Prolonged antithrombotic therapy (ATT) for lower extremity deep vein recanalization after previous thrombosis and the levels of C-reactive protein (CRP), D-dimer, homocysteine (HC) are still poorly understood.
OBJECTIVE
To study lower extremity deep vein recanalization in patients with proximal deep vein thrombosis (DVT) depending on ATT mode and serum levels of D-dimer, CRP and HC throughout a year.
MATERIAL AND METHODS
A prospective observational study included 227 patients divided into 3 groups. The first group included 70 patients who received vitamin K antagonists, the second group — 89 patients (direct oral anticoagulants), the third group — 68 patients (2.5-3.0-month course of warfarin therapy followed by administration of sulodexide).
RESULTS
Sulodexide therapy was accompanied by more significant iliac segment recanalization compared to vitamin K antagonists throughout 3 months.
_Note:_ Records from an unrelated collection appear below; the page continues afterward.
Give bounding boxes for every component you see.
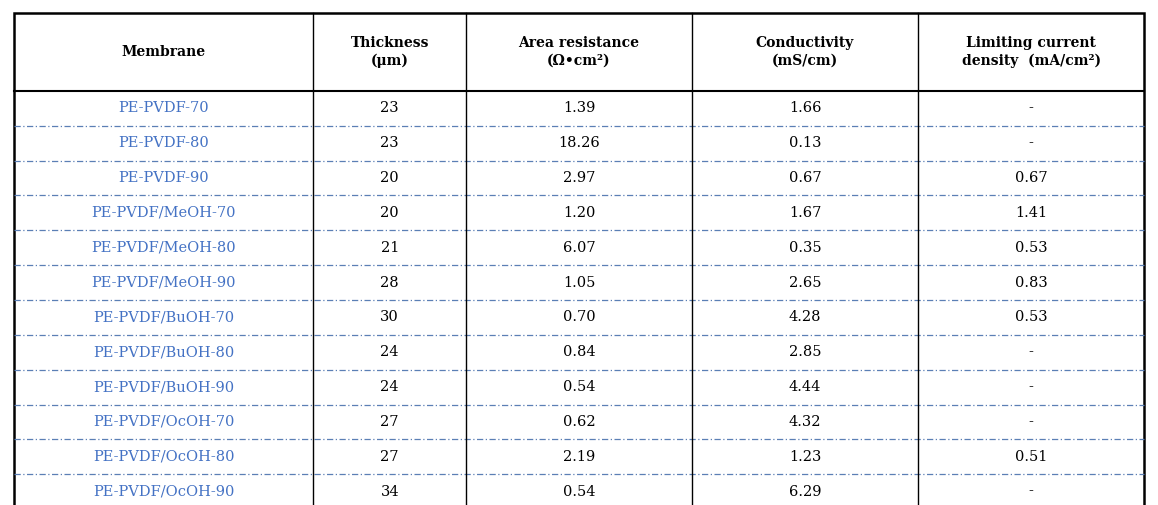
Text: PE-PVDF/BuOH-90: PE-PVDF/BuOH-90 (93, 380, 234, 394)
Text: Thickness
(μm): Thickness (μm) (351, 36, 428, 68)
Text: 0.67: 0.67 (789, 171, 821, 185)
Text: 2.97: 2.97 (563, 171, 595, 185)
Text: -: - (1028, 102, 1034, 115)
Text: PE-PVDF-70: PE-PVDF-70 (118, 102, 208, 115)
Text: 21: 21 (381, 241, 398, 255)
Text: 2.65: 2.65 (789, 276, 821, 289)
Text: Membrane: Membrane (122, 45, 206, 59)
Text: 6.07: 6.07 (563, 241, 595, 255)
Text: 1.05: 1.05 (563, 276, 595, 289)
Text: 0.35: 0.35 (789, 241, 821, 255)
Text: 1.66: 1.66 (789, 102, 821, 115)
Text: PE-PVDF/BuOH-70: PE-PVDF/BuOH-70 (93, 311, 234, 324)
Text: -: - (1028, 485, 1034, 498)
Text: 27: 27 (381, 415, 400, 429)
Text: 23: 23 (380, 102, 400, 115)
Text: 6.29: 6.29 (789, 485, 821, 498)
Text: 0.53: 0.53 (1014, 241, 1047, 255)
Text: 0.62: 0.62 (563, 415, 595, 429)
Text: 0.51: 0.51 (1014, 450, 1047, 464)
Text: 0.54: 0.54 (563, 380, 595, 394)
Text: 4.32: 4.32 (789, 415, 821, 429)
Text: PE-PVDF/OcOH-70: PE-PVDF/OcOH-70 (93, 415, 234, 429)
Text: PE-PVDF/MeOH-80: PE-PVDF/MeOH-80 (91, 241, 236, 255)
Text: 0.84: 0.84 (563, 345, 595, 359)
Text: 0.53: 0.53 (1014, 311, 1047, 324)
Text: Limiting current
density  (mA/cm²): Limiting current density (mA/cm²) (961, 36, 1100, 68)
Text: -: - (1028, 345, 1034, 359)
Text: Conductivity
(mS/cm): Conductivity (mS/cm) (756, 36, 855, 67)
Text: 20: 20 (380, 206, 400, 220)
Text: 24: 24 (381, 380, 400, 394)
Text: 24: 24 (381, 345, 400, 359)
Text: PE-PVDF-80: PE-PVDF-80 (118, 136, 210, 150)
Text: PE-PVDF-90: PE-PVDF-90 (118, 171, 208, 185)
Text: PE-PVDF/BuOH-80: PE-PVDF/BuOH-80 (93, 345, 234, 359)
Text: PE-PVDF/MeOH-90: PE-PVDF/MeOH-90 (91, 276, 236, 289)
Text: 2.19: 2.19 (563, 450, 595, 464)
Text: PE-PVDF/OcOH-80: PE-PVDF/OcOH-80 (93, 450, 234, 464)
Text: PE-PVDF/MeOH-70: PE-PVDF/MeOH-70 (91, 206, 236, 220)
Text: 0.54: 0.54 (563, 485, 595, 498)
Text: 0.67: 0.67 (1014, 171, 1047, 185)
Text: 1.41: 1.41 (1016, 206, 1047, 220)
Text: 2.85: 2.85 (789, 345, 821, 359)
Text: -: - (1028, 380, 1034, 394)
Text: 0.13: 0.13 (789, 136, 821, 150)
Text: 28: 28 (380, 276, 400, 289)
Text: 20: 20 (380, 171, 400, 185)
Text: PE-PVDF/OcOH-90: PE-PVDF/OcOH-90 (93, 485, 234, 498)
Text: 0.83: 0.83 (1014, 276, 1048, 289)
Text: 4.44: 4.44 (789, 380, 821, 394)
Text: 34: 34 (380, 485, 400, 498)
Text: 27: 27 (381, 450, 400, 464)
Text: Area resistance
(Ω•cm²): Area resistance (Ω•cm²) (519, 36, 639, 67)
Text: 1.23: 1.23 (789, 450, 821, 464)
Text: 1.67: 1.67 (789, 206, 821, 220)
Text: 23: 23 (380, 136, 400, 150)
Text: 30: 30 (380, 311, 400, 324)
Text: -: - (1028, 415, 1034, 429)
Text: 1.39: 1.39 (563, 102, 595, 115)
Text: 1.20: 1.20 (563, 206, 595, 220)
Text: 4.28: 4.28 (789, 311, 821, 324)
Text: 0.70: 0.70 (563, 311, 595, 324)
Text: -: - (1028, 136, 1034, 150)
Text: 18.26: 18.26 (558, 136, 600, 150)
Prolonged direct oral anticoagulation and sulodexide for 3 months resulted more significant recanalization of the femoral segment by 14.6% and 18.4%, respectively, compared to vitamin K antagonists (p<0.05), 6-month therapy — by 20.5% and 13.5% (p<0.05), 12-month treatment — by 26.4% and 20.1% (p<0.05). Moreover, prolonged direct oral anticoagulation and sulodexide intake for 6 months were associated with better recanalization of the popliteal segment by 17.9% and 17.9%, respectively (p<0.05), 15-month therapy — by 15.6% and 12.8% (p<0.05) compared to vitamin K antagonists. Proximal recanalization following various ATT modes within a year was associated with serum levels of D-dimer, CRP and HC. A moderate or strong correlation between three markers and recanalization of iliac, femoral and popliteal segments after 3, 6 and 12 months was found.
CONCLUSION
Prolonged direct oral anticoagulation and sulodexide intake throughout 1 year in patients with previous proximal DVT are accompanied by early and better recanalization compared to vitamin K antagonist therapy. Reduced serum concentration of D-dimer, CRP and HC following ATT within a year correlates with recanalization of iliac, femoral and popliteal segments.